Photo credit: Arno Declair.
As the landlady of the lodging house (a landlord in the 1767 original), Lorena Handschin reveals the different facets of her character: avaricious, impertinent, slightly mischievous, but also quick-witted, this single woman raises two orphan children, victims of the recently ended war. She is in dire financial straits, which explains her greed for money. Although she feels empathy for Tellheim and shows it, she has no scruples about moving him from his upper-class room to modest upper-floor quarters, when she needs to accommodate Minna, who is clearly a better-off client.

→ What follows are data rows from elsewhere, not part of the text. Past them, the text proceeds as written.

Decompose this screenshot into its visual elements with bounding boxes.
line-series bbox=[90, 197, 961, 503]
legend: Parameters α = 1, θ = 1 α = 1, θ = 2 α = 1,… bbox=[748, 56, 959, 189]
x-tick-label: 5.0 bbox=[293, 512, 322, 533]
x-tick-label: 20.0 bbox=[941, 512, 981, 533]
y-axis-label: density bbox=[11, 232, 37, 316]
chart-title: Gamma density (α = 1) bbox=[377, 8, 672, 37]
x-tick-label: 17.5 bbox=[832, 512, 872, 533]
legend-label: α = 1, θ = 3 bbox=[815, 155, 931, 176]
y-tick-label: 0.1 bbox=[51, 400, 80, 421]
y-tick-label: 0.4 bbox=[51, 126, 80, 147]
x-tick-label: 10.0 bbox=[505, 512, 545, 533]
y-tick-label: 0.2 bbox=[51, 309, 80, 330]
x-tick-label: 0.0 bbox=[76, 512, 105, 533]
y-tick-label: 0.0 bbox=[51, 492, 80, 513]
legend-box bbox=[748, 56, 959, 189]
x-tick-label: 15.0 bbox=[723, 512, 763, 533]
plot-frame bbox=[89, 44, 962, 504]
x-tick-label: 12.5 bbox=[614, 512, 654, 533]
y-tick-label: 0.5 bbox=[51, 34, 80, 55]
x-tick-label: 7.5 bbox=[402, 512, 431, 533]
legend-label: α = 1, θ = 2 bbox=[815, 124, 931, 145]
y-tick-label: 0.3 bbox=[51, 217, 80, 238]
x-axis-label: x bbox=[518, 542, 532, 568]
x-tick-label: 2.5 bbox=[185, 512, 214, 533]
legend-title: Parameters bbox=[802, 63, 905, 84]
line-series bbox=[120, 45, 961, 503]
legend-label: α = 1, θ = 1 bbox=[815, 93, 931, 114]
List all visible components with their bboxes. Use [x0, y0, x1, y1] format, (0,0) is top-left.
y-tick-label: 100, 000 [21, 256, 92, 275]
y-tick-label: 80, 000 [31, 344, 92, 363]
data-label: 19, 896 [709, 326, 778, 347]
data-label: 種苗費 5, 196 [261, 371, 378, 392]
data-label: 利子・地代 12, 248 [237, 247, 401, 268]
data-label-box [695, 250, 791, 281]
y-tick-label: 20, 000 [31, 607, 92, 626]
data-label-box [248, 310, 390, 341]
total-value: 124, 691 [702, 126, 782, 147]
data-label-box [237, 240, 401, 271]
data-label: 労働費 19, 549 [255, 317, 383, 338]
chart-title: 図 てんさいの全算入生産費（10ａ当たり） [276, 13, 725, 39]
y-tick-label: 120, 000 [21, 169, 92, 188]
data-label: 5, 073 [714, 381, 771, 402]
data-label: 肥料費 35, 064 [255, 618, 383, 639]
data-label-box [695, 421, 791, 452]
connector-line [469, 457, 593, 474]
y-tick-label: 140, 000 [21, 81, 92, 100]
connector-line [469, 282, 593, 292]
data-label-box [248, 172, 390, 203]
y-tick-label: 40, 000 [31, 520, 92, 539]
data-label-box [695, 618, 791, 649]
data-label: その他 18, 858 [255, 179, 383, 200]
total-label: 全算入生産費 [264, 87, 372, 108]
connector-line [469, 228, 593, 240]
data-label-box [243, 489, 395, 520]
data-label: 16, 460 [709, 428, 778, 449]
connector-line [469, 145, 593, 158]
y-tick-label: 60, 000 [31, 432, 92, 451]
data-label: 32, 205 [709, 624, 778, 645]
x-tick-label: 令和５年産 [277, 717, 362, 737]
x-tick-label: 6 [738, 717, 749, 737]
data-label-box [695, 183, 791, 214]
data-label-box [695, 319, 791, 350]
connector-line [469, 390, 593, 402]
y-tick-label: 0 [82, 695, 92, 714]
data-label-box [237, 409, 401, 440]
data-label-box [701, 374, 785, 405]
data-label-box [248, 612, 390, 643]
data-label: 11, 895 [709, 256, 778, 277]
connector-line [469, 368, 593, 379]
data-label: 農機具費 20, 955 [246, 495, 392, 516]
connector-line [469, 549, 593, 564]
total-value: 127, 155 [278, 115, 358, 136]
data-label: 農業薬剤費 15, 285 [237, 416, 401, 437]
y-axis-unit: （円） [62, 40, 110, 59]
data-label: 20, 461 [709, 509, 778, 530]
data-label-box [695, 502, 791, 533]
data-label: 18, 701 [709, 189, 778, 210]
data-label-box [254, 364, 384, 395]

Seyneb Saleh as Minna’s maid Franziska – more companion than servant – gives a (not only in the figurative sense) towering performance: she struts about the stage on stilts (possibly over-long stiletto heels), which makes her stand out from the rest of the ensemble not only as the tallest player, but – as we quickly realise – also as the comedy’s leading lady. She may walk on stilts, but her behaviour is anything but stilted. She is self-confident, cheerful, spontaneous and easy-going, and has a fine sense of irony. Saleh’s brilliant performance is the more impressive as she replaced an indisposed colleague at very short notice, just before the premiere.
Franziska falls in love with Tellheim’s former batman Paul Werner and the two join their masters in the celebration of a happy ending. Typical of Lessing’s dry humour, the comedy ends with Werner telling his future bride: “In ten years you’ll be a general’s wife or a widow”.